Another Rate Cut, Another Failure

At last! The Federal Reserve, along with many other central banks around the world, have cut interest rates. This is what the markets have been waiting for, everything will be fine now. After all, the previous rate cuts over the last year have done so well that its obvious that a globally coordinated rate reduction will do wonders.

This is clearly poppycock. Interest rates are already at historic lows but that hasn't helped the economy. Lowering the cost of borrowing further won't do anything to encourage people to borrow more, or prevent a further decline in the value of assets. Japan has been trying to almost GIVE money away for nearly 20 years and that didn't re-ignite their economy, and there is no reason to suppose this recent rate cut is going to help anyone either.

Interestingly, rate cuts are one of the best sell signals an investor can find. Stocks almost always head lower in the weeks, and months, following a rate cut. This only makes sense, of course, since rate cuts are always made when central banks are concerned about the health of the economy. Ironically, the time to buy is when central banks start raising rates.
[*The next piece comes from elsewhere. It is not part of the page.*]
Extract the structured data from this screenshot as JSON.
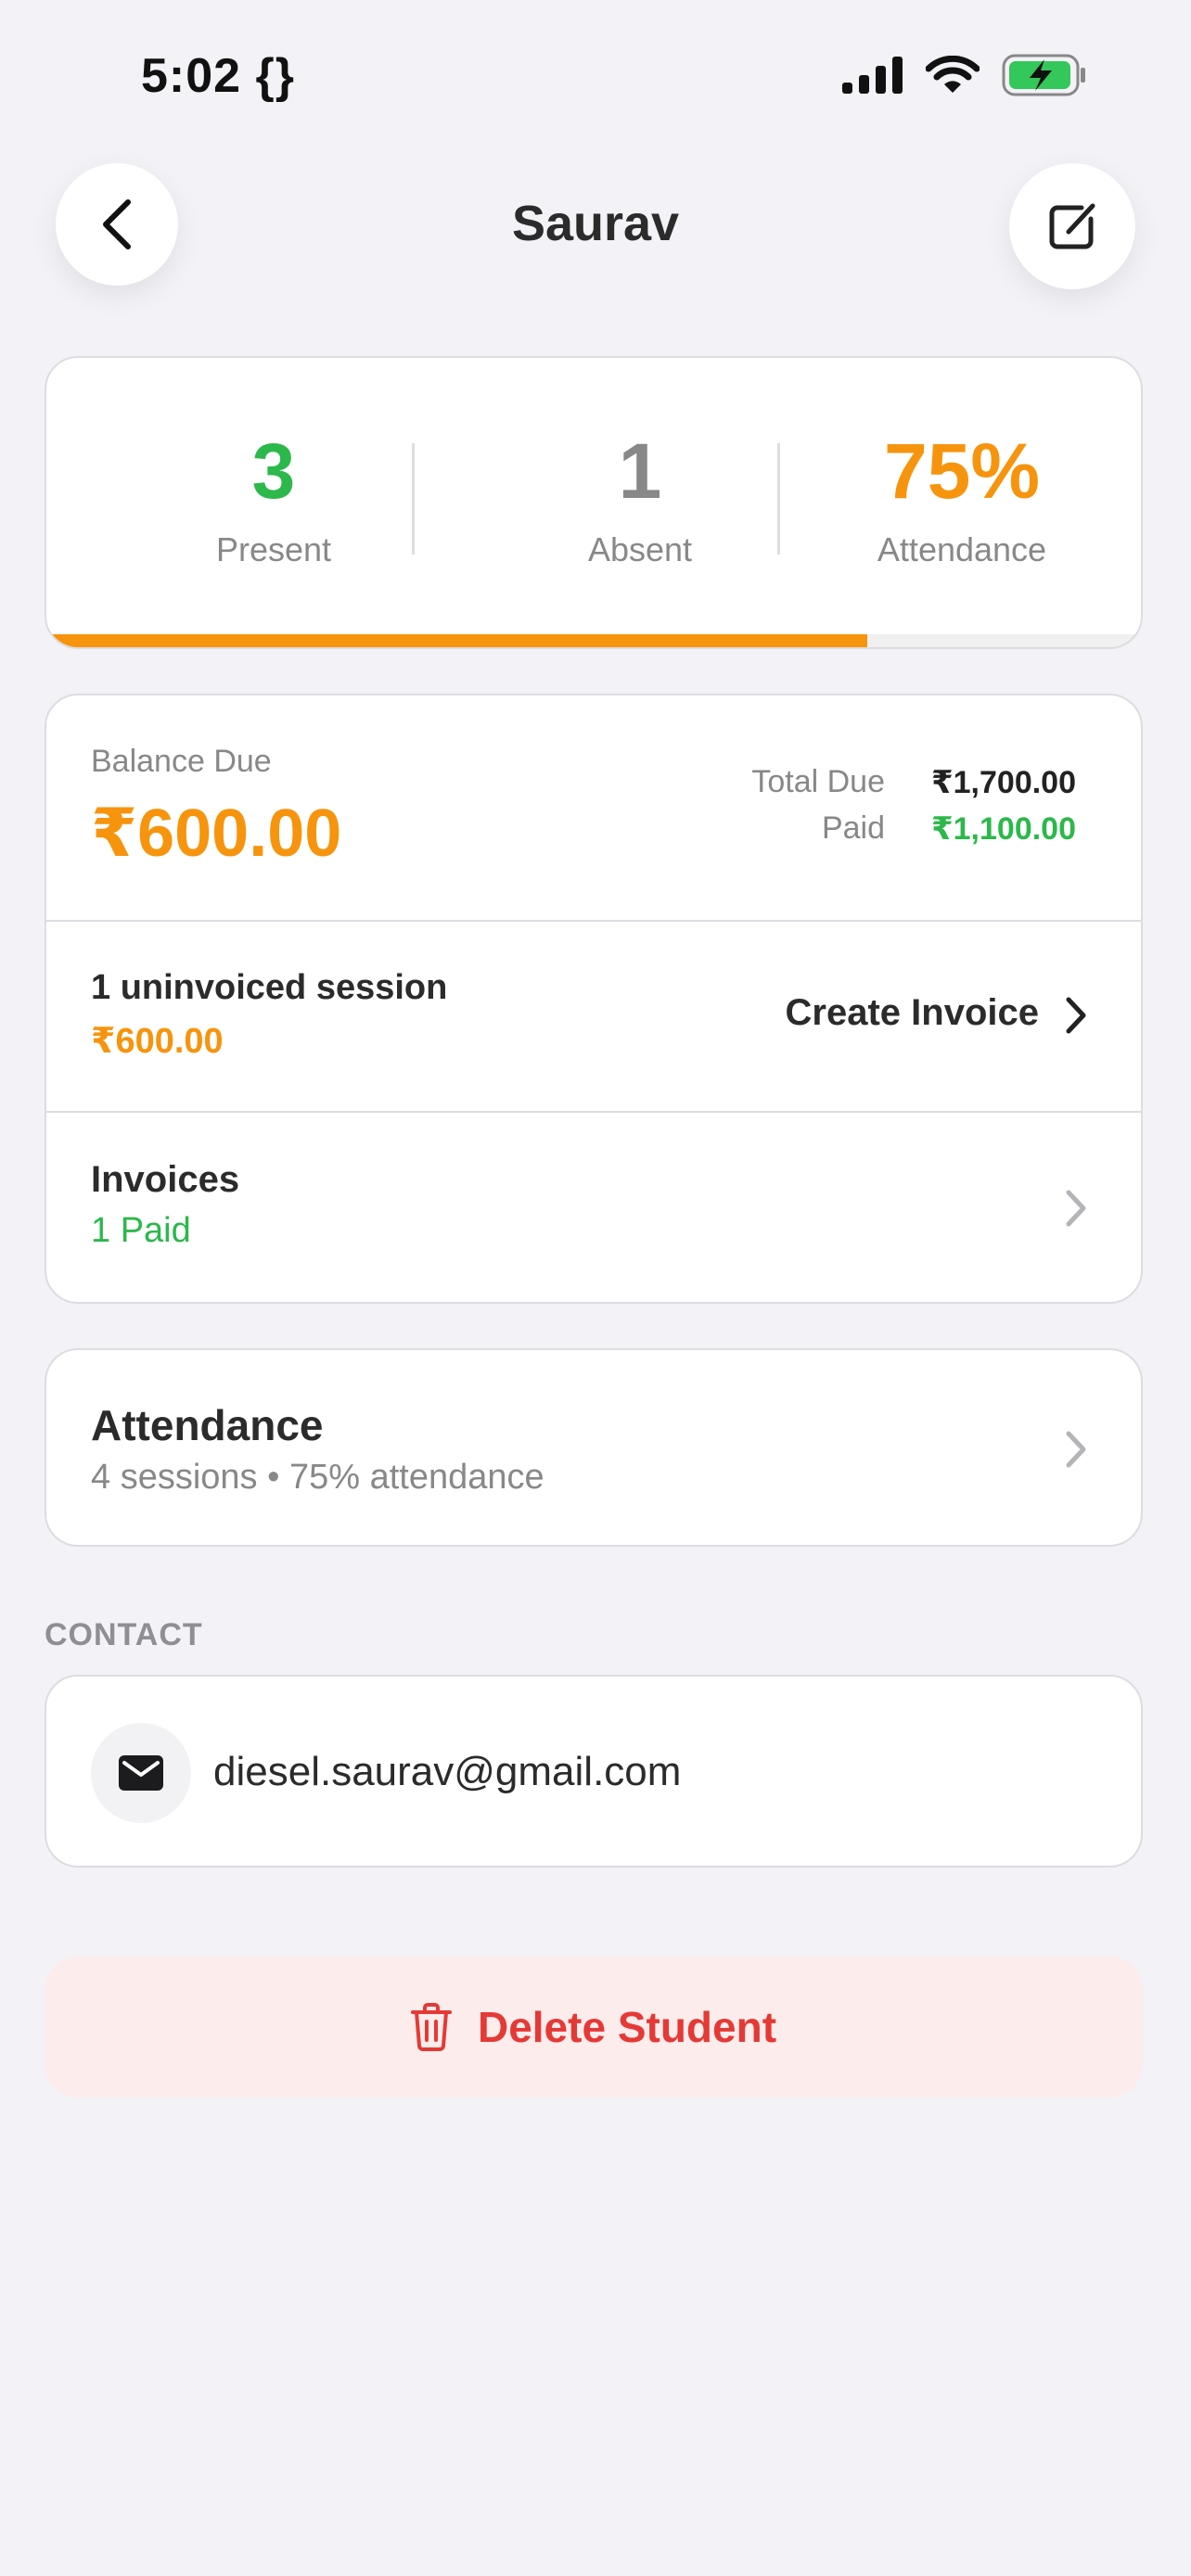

Actually, raising rates isn't as crazy as it sounds. Low interest rates themselves are a significant contributor to the economic crisis. It is difficult for anyone to make money lending at such ridiculously low rates. Why even bother making a loan at 5% when there is barely enough income to cover your costs, let alone compensate for the risk of default (which is greater today than at any time in the last couple decades)? I vote for a co-ordinated global strategy of raising rates, and ceasing mortgage subsidies (i.e. Fannie, Freddie, FHA, etc).
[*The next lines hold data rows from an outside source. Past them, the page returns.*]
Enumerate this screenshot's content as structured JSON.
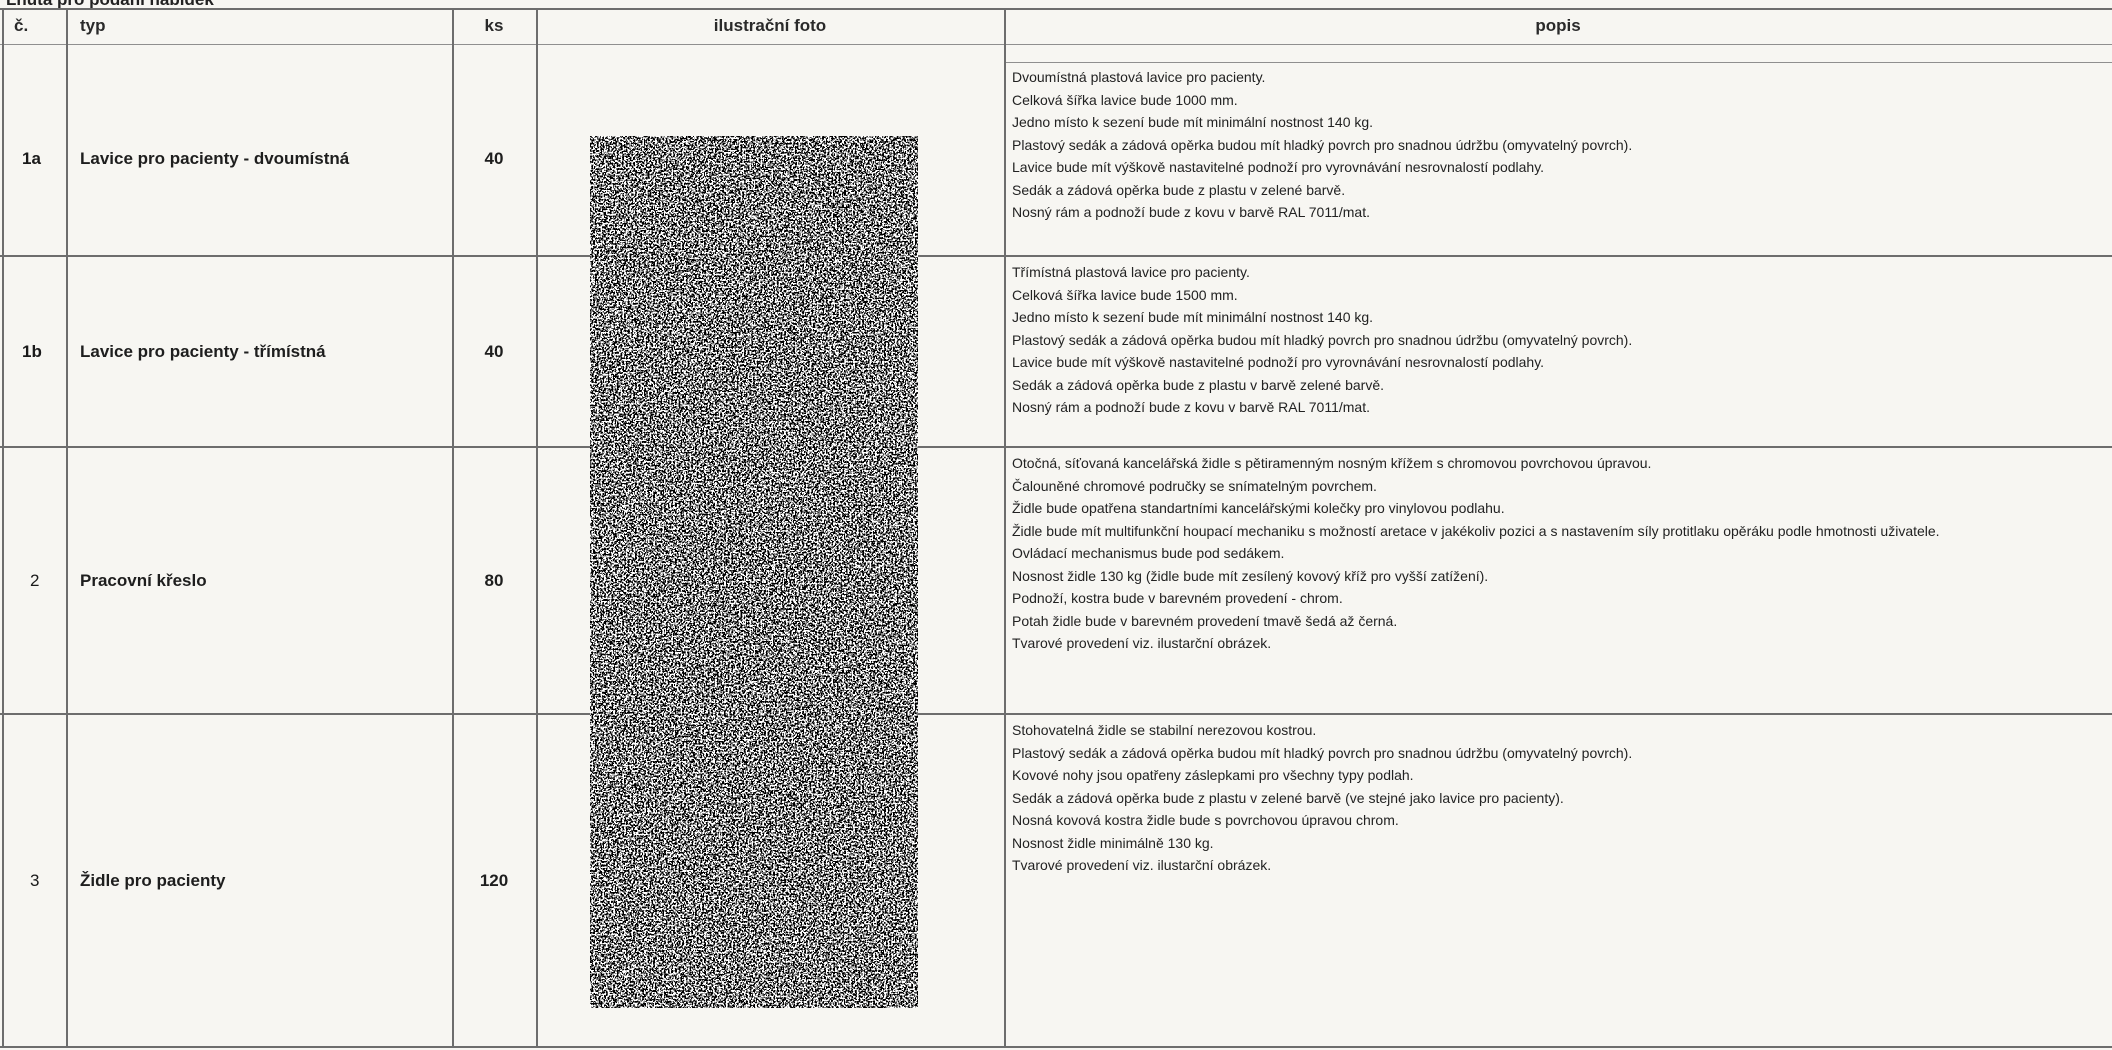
{
  "page_header_fragment": "Lhůta pro podání nabídek",
  "table": {
    "headers": {
      "no": "č.",
      "type": "typ",
      "qty": "ks",
      "photo": "ilustrační foto",
      "desc": "popis"
    },
    "rows": [
      {
        "no": "1a",
        "type": "Lavice pro pacienty - dvoumístná",
        "qty": "40",
        "desc": [
          "Dvoumístná plastová lavice pro pacienty.",
          "Celková šířka lavice bude 1000 mm.",
          "Jedno místo k sezení bude mít minimální nostnost 140 kg.",
          "Plastový sedák a zádová opěrka budou mít hladký povrch pro snadnou údržbu (omyvatelný povrch).",
          "Lavice bude mít výškově nastavitelné podnoží pro vyrovnávání nesrovnalostí podlahy.",
          "Sedák a zádová opěrka bude z plastu v zelené barvě.",
          "Nosný rám a podnoží bude z kovu v barvě RAL 7011/mat."
        ]
      },
      {
        "no": "1b",
        "type": "Lavice pro pacienty - třímístná",
        "qty": "40",
        "desc": [
          "Třímístná plastová lavice pro pacienty.",
          "Celková šířka lavice bude 1500 mm.",
          "Jedno místo k sezení bude mít minimální nostnost 140 kg.",
          "Plastový sedák a zádová opěrka budou mít hladký povrch pro snadnou údržbu (omyvatelný povrch).",
          "Lavice bude mít výškově nastavitelné podnoží pro vyrovnávání nesrovnalostí podlahy.",
          "Sedák a zádová opěrka bude z plastu v barvě zelené barvě.",
          "Nosný rám a podnoží bude z kovu v barvě RAL 7011/mat."
        ]
      },
      {
        "no": "2",
        "type": "Pracovní křeslo",
        "qty": "80",
        "desc": [
          "Otočná, síťovaná kancelářská židle s pětiramenným nosným křížem s chromovou povrchovou úpravou.",
          "Čalouněné chromové područky se snímatelným povrchem.",
          "Židle bude opatřena standartními kancelářskými kolečky pro vinylovou podlahu.",
          "Židle bude mít multifunkční houpací mechaniku s možností aretace v jakékoliv pozici a s nastavením síly protitlaku opěráku podle hmotnosti uživatele.",
          "Ovládací mechanismus bude pod sedákem.",
          "Nosnost židle 130 kg (židle bude mít zesílený kovový kříž pro vyšší zatížení).",
          "Podnoží, kostra bude v barevném provedení - chrom.",
          "Potah židle bude v barevném provedení tmavě šedá až černá.",
          "Tvarové provedení viz. ilustarční obrázek."
        ]
      },
      {
        "no": "3",
        "type": "Židle pro pacienty",
        "qty": "120",
        "desc": [
          "Stohovatelná židle se stabilní nerezovou kostrou.",
          "Plastový sedák a zádová opěrka budou mít hladký povrch pro snadnou údržbu (omyvatelný povrch).",
          "Kovové nohy jsou opatřeny záslepkami pro všechny typy podlah.",
          "Sedák a zádová opěrka bude z plastu v zelené barvě (ve stejné jako lavice pro pacienty).",
          "Nosná kovová kostra  židle bude s povrchovou úpravou chrom.",
          "Nosnost židle minimálně 130 kg.",
          "Tvarové provedení viz. ilustarční obrázek."
        ]
      }
    ]
  }
}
Such a policy of higher interest rates would absolutely hurt the economy in the short term, but it would help restore health to the financial system by making it profitable to lend once again. Unfortunately, no policy makers seem to be willing to accept any short-term pain, even it it will help reduce the depth of our coming depression.
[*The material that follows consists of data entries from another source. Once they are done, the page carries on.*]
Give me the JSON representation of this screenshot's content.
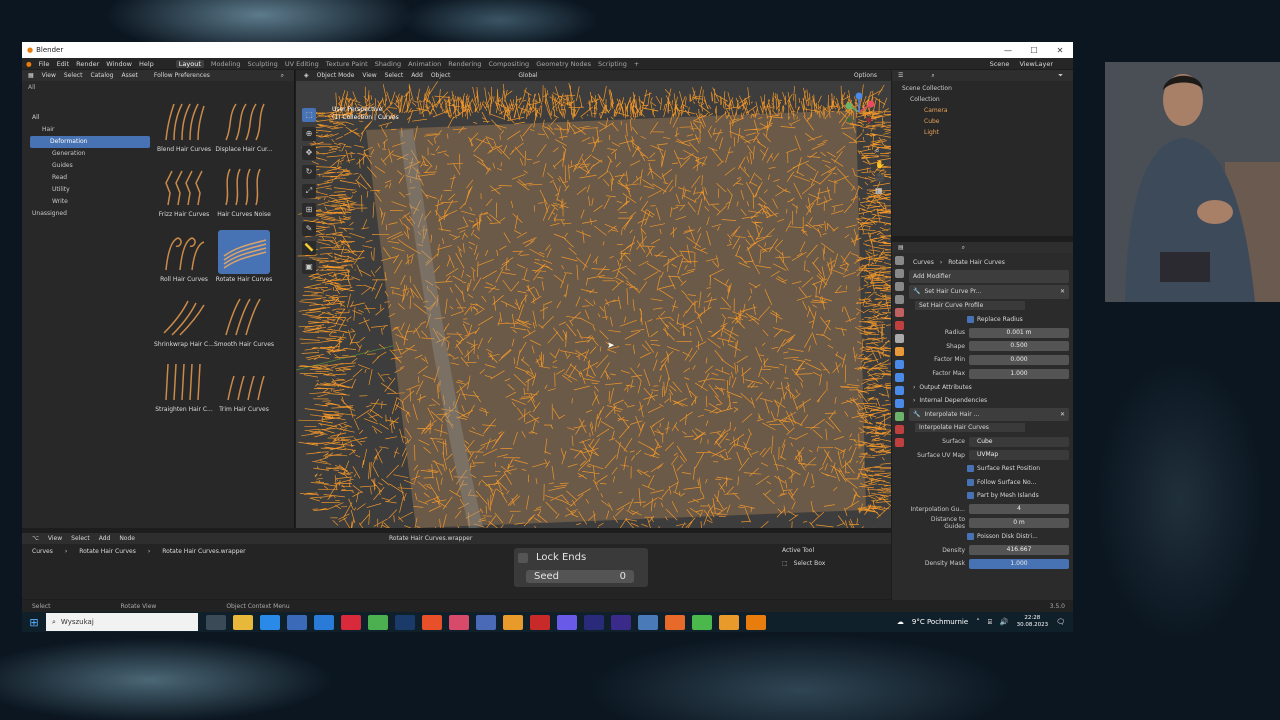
{
  "window": {
    "title": "Blender",
    "min": "—",
    "max": "☐",
    "close": "✕"
  },
  "menubar": {
    "menus": [
      "File",
      "Edit",
      "Render",
      "Window",
      "Help"
    ],
    "workspaces": [
      "Layout",
      "Modeling",
      "Sculpting",
      "UV Editing",
      "Texture Paint",
      "Shading",
      "Animation",
      "Rendering",
      "Compositing",
      "Geometry Nodes",
      "Scripting"
    ],
    "add_tab": "+",
    "scene": "Scene",
    "view_layer": "ViewLayer"
  },
  "asset_browser": {
    "header": [
      "View",
      "Select",
      "Catalog",
      "Asset"
    ],
    "library": "Follow Preferences",
    "filter": "All",
    "tree": [
      {
        "label": "All"
      },
      {
        "label": "Hair"
      },
      {
        "label": "Deformation",
        "selected": true
      },
      {
        "label": "Generation"
      },
      {
        "label": "Guides"
      },
      {
        "label": "Read"
      },
      {
        "label": "Utility"
      },
      {
        "label": "Write"
      },
      {
        "label": "Unassigned"
      }
    ],
    "assets": [
      {
        "label": "Blend Hair Curves"
      },
      {
        "label": "Displace Hair Cur..."
      },
      {
        "label": "Frizz Hair Curves"
      },
      {
        "label": "Hair Curves Noise"
      },
      {
        "label": "Roll Hair Curves"
      },
      {
        "label": "Rotate Hair Curves",
        "selected": true
      },
      {
        "label": "Shrinkwrap Hair C..."
      },
      {
        "label": "Smooth Hair Curves"
      },
      {
        "label": "Straighten Hair C..."
      },
      {
        "label": "Trim Hair Curves"
      }
    ]
  },
  "viewport": {
    "mode": "Object Mode",
    "header": [
      "View",
      "Select",
      "Add",
      "Object"
    ],
    "orientation": "Global",
    "options": "Options",
    "info_line1": "User Perspective",
    "info_line2": "(1) Collection | Curves",
    "hair_color": "#f0962a"
  },
  "outliner": {
    "rows": [
      "Scene Collection",
      "Collection",
      "Camera",
      "Cube",
      "Light"
    ]
  },
  "properties": {
    "breadcrumb_obj": "Curves",
    "breadcrumb_mod": "Rotate Hair Curves",
    "add_modifier": "Add Modifier",
    "mod1_name": "Set Hair Curve Pr...",
    "mod1_node": "Set Hair Curve Profile",
    "replace_radius": "Replace Radius",
    "fields1": [
      {
        "k": "Radius",
        "v": "0.001 m"
      },
      {
        "k": "Shape",
        "v": "0.500"
      },
      {
        "k": "Factor Min",
        "v": "0.000"
      },
      {
        "k": "Factor Max",
        "v": "1.000"
      }
    ],
    "output_attributes": "Output Attributes",
    "internal_dependencies": "Internal Dependencies",
    "mod2_name": "Interpolate Hair ...",
    "mod2_node": "Interpolate Hair Curves",
    "surface_label": "Surface",
    "surface_value": "Cube",
    "uvmap_label": "Surface UV Map",
    "uvmap_value": "UVMap",
    "checks": [
      "Surface Rest Position",
      "Follow Surface No...",
      "Part by Mesh Islands"
    ],
    "interp_label": "Interpolation Gu...",
    "interp_value": "4",
    "dist_label": "Distance to Guides",
    "dist_value": "0 m",
    "poisson": "Poisson Disk Distri...",
    "density_label": "Density",
    "density_value": "416.667",
    "mask_label": "Density Mask",
    "mask_value": "1.000"
  },
  "node_editor": {
    "header": [
      "View",
      "Select",
      "Add",
      "Node"
    ],
    "group_name": "Rotate Hair Curves.wrapper",
    "breadcrumb": [
      "Curves",
      "Rotate Hair Curves",
      "Rotate Hair Curves.wrapper"
    ],
    "lock_ends": "Lock Ends",
    "seed_label": "Seed",
    "seed_value": "0",
    "active_tool": "Active Tool",
    "select_box": "Select Box"
  },
  "statusbar": {
    "select": "Select",
    "rotate": "Rotate View",
    "context": "Object Context Menu",
    "version": "3.5.0"
  },
  "taskbar": {
    "search_placeholder": "Wyszukaj",
    "weather": "9°C Pochmurnie",
    "time": "22:28",
    "date": "30.08.2023"
  }
}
Oh, and let us not forget that it was abnormally low interest rates which were a major cause of the economic mess we are already in. Central banks did indeed prevent a severe recession in the 2002 by lowering interest rates to historic lows, but wound up contributing to the blowing of asset bubbles all over the place with a crack-up credit boom. Alas, there are no more bubbles left to blow, and there is no one left with a clean enough balance sheet to take on more debt.